New Zealand skipper Kane Williamson hailed Pakistan and their swashbuckling opener Fakhar Zaman as "something special" for pulling off a 21-run win in a rain-hit World Cup duel on Saturday.
New Zealand had piled up 401-6 on the back of a third World Cup century from their young star Rachin Ravindra and 95 from fit-again Williamson.
But Pakistan, needing to win the match to avoid World Cup elimination, hit back in a blistering display of power hitting.
Zaman clubbed an 81-ball 126 not out spiced with 11 towering sixes and eight boundaries for an 11th one-day international century while captain Babar Azam made an undefeated 63-ball 66.
Pakistan were 200-1 in 25.3 overs -- after being set a revised target of 342 in 41 overs due to rain -- before the match was called off.
They had edged ahead by 21 runs on the DLS method at that stage.
"We saw something special today from Pakistan," said Williamson whose team have now lost four games in a row after starting the tournament with four wins.
"When Zaman's going, not many grounds are big enough and certainly this wasn't. He just hit it to all parts. So credit to the way Pakistan came out and achieved what they did today."

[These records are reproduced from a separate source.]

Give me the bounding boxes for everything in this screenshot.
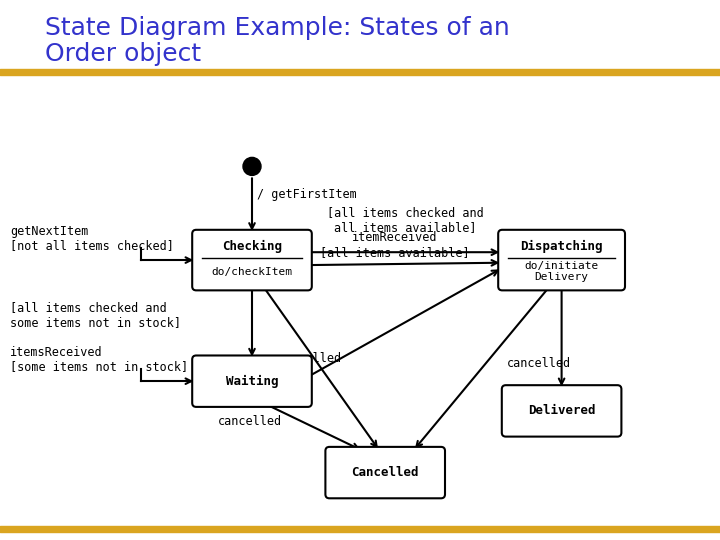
Text: Waiting: Waiting: [226, 375, 278, 388]
Text: / getFirstItem: / getFirstItem: [257, 188, 356, 201]
Circle shape: [243, 157, 261, 176]
Text: Delivered: Delivered: [528, 404, 595, 417]
Text: [all items checked and
some items not in stock]: [all items checked and some items not in…: [10, 301, 181, 329]
Text: do/initiate
Delivery: do/initiate Delivery: [524, 261, 599, 282]
Text: cancelled: cancelled: [218, 415, 282, 428]
Text: Dispatching: Dispatching: [521, 240, 603, 253]
FancyBboxPatch shape: [325, 447, 445, 498]
Text: itemsReceived: itemsReceived: [10, 346, 103, 359]
FancyBboxPatch shape: [192, 230, 312, 291]
Text: Checking: Checking: [222, 240, 282, 253]
Text: [some items not in stock]: [some items not in stock]: [10, 360, 188, 373]
Text: getNextItem: getNextItem: [10, 225, 89, 238]
Text: cancelled: cancelled: [278, 352, 342, 365]
Text: Cancelled: Cancelled: [351, 466, 419, 479]
Text: do/checkItem: do/checkItem: [212, 267, 292, 276]
Text: [all items checked and
all items available]: [all items checked and all items availab…: [327, 206, 483, 234]
Text: cancelled: cancelled: [506, 357, 570, 370]
Text: State Diagram Example: States of an: State Diagram Example: States of an: [45, 16, 510, 40]
FancyBboxPatch shape: [498, 230, 625, 291]
FancyBboxPatch shape: [502, 385, 621, 437]
Text: itemReceived
[all items available]: itemReceived [all items available]: [320, 231, 470, 259]
FancyBboxPatch shape: [192, 355, 312, 407]
Text: Order object: Order object: [45, 42, 201, 66]
Text: [not all items checked]: [not all items checked]: [10, 239, 174, 252]
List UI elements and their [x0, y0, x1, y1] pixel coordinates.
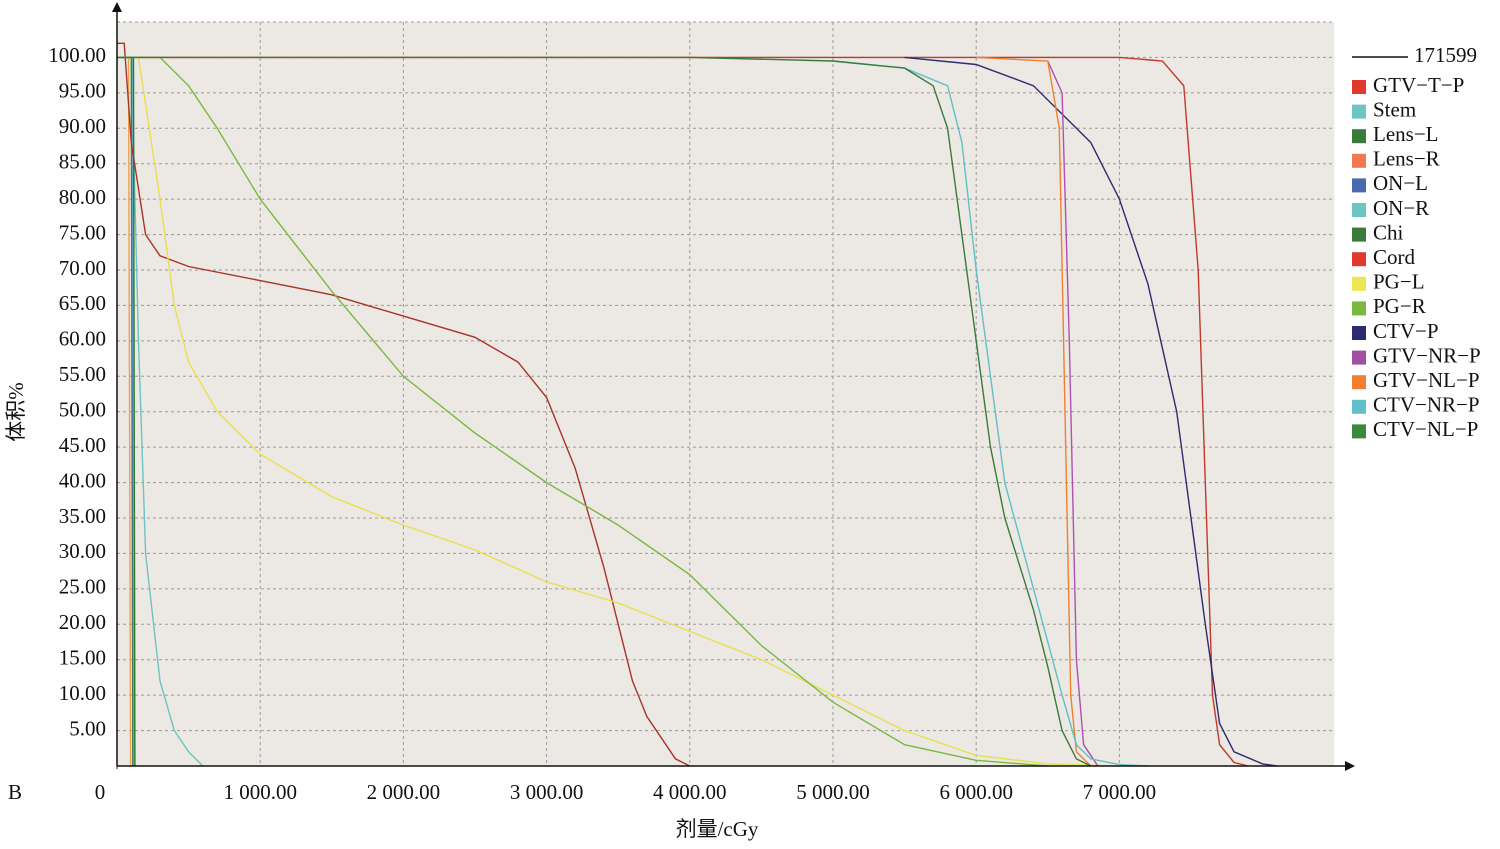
legend-swatch [1352, 203, 1366, 217]
legend-label: GTV−NL−P [1373, 368, 1480, 392]
legend-label: GTV−NR−P [1373, 343, 1481, 367]
y-tick-label: 60.00 [59, 327, 106, 351]
legend-label: Cord [1373, 245, 1416, 269]
y-axis-label: 体积% [4, 382, 28, 442]
y-tick-label: 65.00 [59, 291, 106, 315]
legend-label: ON−L [1373, 171, 1428, 195]
legend-swatch [1352, 399, 1366, 414]
legend-swatch [1352, 153, 1366, 168]
legend-swatch [1352, 301, 1366, 316]
x-tick-label: 0 [95, 780, 106, 804]
y-tick-label: 100.00 [48, 43, 106, 67]
x-tick-label: 2 000.00 [367, 780, 441, 804]
legend-label: GTV−T−P [1373, 73, 1464, 97]
legend-swatch [1352, 424, 1366, 439]
legend-swatch [1352, 326, 1366, 340]
y-tick-label: 50.00 [59, 398, 106, 422]
legend-swatch [1352, 178, 1366, 193]
legend-label: PG−L [1373, 270, 1425, 294]
y-tick-label: 70.00 [59, 256, 106, 280]
dvh-line [832, 60, 1149, 767]
x-axis-arrow [1345, 761, 1355, 771]
y-tick-label: 75.00 [59, 220, 106, 244]
legend-label: Chi [1373, 220, 1404, 244]
legend-swatch [1352, 276, 1366, 291]
dvh-line [117, 42, 691, 767]
legend-label: Lens−L [1373, 122, 1439, 146]
legend-swatch [1352, 252, 1366, 267]
legend-swatch [1352, 80, 1366, 94]
y-tick-label: 5.00 [69, 716, 106, 740]
dvh-line [976, 56, 1092, 767]
y-tick-label: 90.00 [59, 114, 106, 138]
legend-label: CTV−P [1373, 319, 1439, 343]
y-tick-label: 30.00 [59, 539, 106, 563]
x-tick-label: 1 000.00 [223, 780, 297, 804]
legend-swatch [1352, 375, 1366, 390]
y-tick-label: 40.00 [59, 468, 106, 492]
y-tick-label: 80.00 [59, 185, 106, 209]
y-tick-label: 25.00 [59, 575, 106, 599]
plan-label: 171599 [1414, 43, 1477, 67]
legend-swatch [1352, 129, 1366, 144]
x-tick-label: 5 000.00 [796, 780, 870, 804]
y-axis-arrow [112, 2, 122, 12]
dvh-line [1047, 60, 1099, 767]
x-tick-label: 6 000.00 [939, 780, 1013, 804]
y-tick-label: 15.00 [59, 646, 106, 670]
dvh-line [117, 56, 1249, 767]
x-tick-label: 7 000.00 [1083, 780, 1157, 804]
y-tick-label: 10.00 [59, 681, 106, 705]
legend-swatch [1352, 227, 1366, 242]
x-axis-label: 剂量/cGy [676, 817, 759, 841]
legend-swatch [1352, 350, 1366, 365]
plot-background [117, 22, 1335, 766]
legend-label: PG−R [1373, 294, 1426, 318]
x-tick-label: 3 000.00 [510, 780, 584, 804]
y-tick-label: 85.00 [59, 150, 106, 174]
y-tick-label: 45.00 [59, 433, 106, 457]
y-tick-label: 55.00 [59, 362, 106, 386]
legend-label: CTV−NL−P [1373, 417, 1478, 441]
y-tick-label: 20.00 [59, 610, 106, 634]
legend-label: Stem [1373, 97, 1416, 121]
legend-swatch [1352, 104, 1366, 119]
y-tick-label: 35.00 [59, 504, 106, 528]
panel-label: B [8, 780, 22, 804]
y-tick-label: 95.00 [59, 79, 106, 103]
x-tick-label: 4 000.00 [653, 780, 727, 804]
legend-label: ON−R [1373, 196, 1429, 220]
legend-label: Lens−R [1373, 147, 1440, 171]
dvh-line [117, 56, 1092, 767]
dvh-line [117, 56, 1048, 767]
dvh-line [904, 56, 1278, 767]
legend-label: CTV−NR−P [1373, 393, 1480, 417]
dvh-line [137, 57, 1120, 767]
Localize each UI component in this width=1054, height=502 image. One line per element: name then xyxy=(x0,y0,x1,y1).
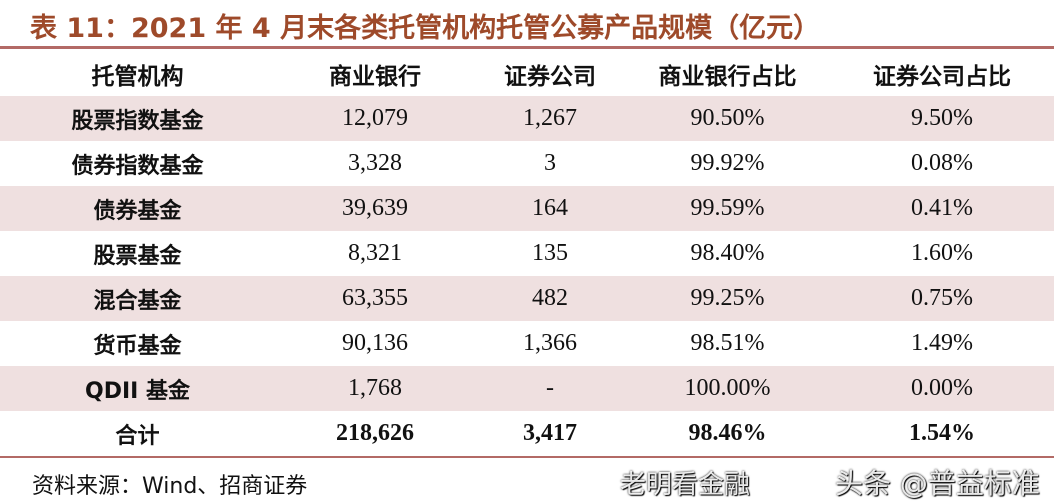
value-cell: 9.50% xyxy=(830,96,1054,141)
value-cell: 164 xyxy=(475,186,625,231)
row-label: 合计 xyxy=(115,423,160,449)
value-cell: 1.54% xyxy=(909,420,975,446)
header-cell: 商业银行 xyxy=(329,63,421,90)
row-label: 债券基金 xyxy=(0,186,275,231)
value-cell: 1,768 xyxy=(275,366,475,411)
row-label: QDII 基金 xyxy=(0,366,275,411)
value-cell: 12,079 xyxy=(275,96,475,141)
value-cell: 98.40% xyxy=(690,240,765,266)
row-label: 混合基金 xyxy=(0,276,275,321)
value-cell: 1.60% xyxy=(911,240,973,266)
table-title: 表 11：2021 年 4 月末各类托管机构托管公募产品规模（亿元） xyxy=(30,13,821,44)
source-note: 资料来源：Wind、招商证券 xyxy=(32,474,308,499)
table-row: 股票指数基金 12,079 1,267 90.50% 9.50% xyxy=(0,96,1054,141)
value-cell: 100.00% xyxy=(625,366,830,411)
value-cell: 99.25% xyxy=(625,276,830,321)
table-row: 股票基金 8,321 135 98.40% 1.60% xyxy=(0,231,1054,276)
value-cell: 3,417 xyxy=(523,420,577,446)
header-cell: 证券公司占比 xyxy=(873,63,1011,90)
value-cell: 90,136 xyxy=(342,330,408,356)
table-row: 债券基金 39,639 164 99.59% 0.41% xyxy=(0,186,1054,231)
row-label: 股票指数基金 xyxy=(0,96,275,141)
watermark: 头条 @普益标准 xyxy=(835,467,1040,500)
value-cell: 98.46% xyxy=(688,420,767,446)
header-cell: 证券公司 xyxy=(504,63,596,90)
header-cell: 托管机构 xyxy=(91,63,184,90)
table-row: 货币基金 90,136 1,366 98.51% 1.49% xyxy=(0,321,1054,366)
value-cell: 99.59% xyxy=(625,186,830,231)
value-cell: 98.51% xyxy=(690,330,765,356)
row-label: 债券指数基金 xyxy=(71,153,204,179)
value-cell: 39,639 xyxy=(275,186,475,231)
value-cell: 63,355 xyxy=(275,276,475,321)
row-label: 货币基金 xyxy=(93,333,182,359)
value-cell: 135 xyxy=(532,240,568,266)
data-table: 托管机构 商业银行 证券公司 商业银行占比 证券公司占比 股票指数基金 12,07… xyxy=(0,51,1054,456)
value-cell: 3 xyxy=(544,150,556,176)
top-rule xyxy=(0,46,1054,49)
value-cell: 0.08% xyxy=(911,150,973,176)
value-cell: 1,267 xyxy=(475,96,625,141)
value-cell: 0.00% xyxy=(830,366,1054,411)
value-cell: - xyxy=(475,366,625,411)
value-cell: 3,328 xyxy=(348,150,402,176)
table-row: 混合基金 63,355 482 99.25% 0.75% xyxy=(0,276,1054,321)
value-cell: 99.92% xyxy=(690,150,765,176)
value-cell: 1.49% xyxy=(911,330,973,356)
value-cell: 0.75% xyxy=(830,276,1054,321)
value-cell: 90.50% xyxy=(625,96,830,141)
row-label: 股票基金 xyxy=(93,243,182,269)
value-cell: 8,321 xyxy=(348,240,402,266)
header-cell: 商业银行占比 xyxy=(658,63,797,90)
table-row: 债券指数基金 3,328 3 99.92% 0.08% xyxy=(0,141,1054,186)
value-cell: 218,626 xyxy=(336,420,414,446)
total-row: 合计 218,626 3,417 98.46% 1.54% xyxy=(0,411,1054,456)
table-row: QDII 基金 1,768-100.00% 0.00% xyxy=(0,366,1054,411)
value-cell: 0.41% xyxy=(830,186,1054,231)
watermark: 老明看金融 xyxy=(620,470,751,500)
bottom-rule xyxy=(0,456,1054,458)
value-cell: 482 xyxy=(475,276,625,321)
header-row: 托管机构 商业银行 证券公司 商业银行占比 证券公司占比 xyxy=(0,51,1054,96)
value-cell: 1,366 xyxy=(523,330,577,356)
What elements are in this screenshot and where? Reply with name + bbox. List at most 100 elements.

Before Saturday, only two teams had ever scored 400 in an ODI and lost.
Australia scored 434-4 against South Africa in Johannesburg in 2006 before the Proteas made 438-9 to win by one wicket.
In 2009 at Rajkot, Sri Lanka made 411-8, just failing to catch India's 414-7.
"The first half was, I thought, a great effort as we put up a competitive total," added Williamson.
"The guys in the second half tried hard but it was tough, the weather perhaps didn't help, but we can't take anything away from what Pakistan had to try and achieve and they came out and played beautifully."
New Zealand, equal on eight points with Pakistan from as many games, are still in a strong position to qualify for the semi-finals as they have a better net run-rate.
They meet Sri Lanka in their last group match, also in Bengaluru on November 9. Pakistan conclude against England in Kolkata next Saturday.
"I think the approach will be very similar. We can't rely on other teams as you get down to some small, small margins of whether it's run rate or your last match," said the New Zealand captain.
"Anything can happen really, but our focus is very much still on the cricket that we want to keep playing and adjusting to what's in front of us. And we've done that in really positive ways.
Williamson said he was happy to be back from a thumb injury sustained in the game against Bangladesh after also recovering from a knee injury ahead of the World Cup.
"It's just nice to be back out there, to be honest. Like playing the previous match and getting through that, with the focus being on my knee a little bit.
"Then to just break your thumb, which was a bit of a bummer. But, so just nice to be back out there with the team and playing."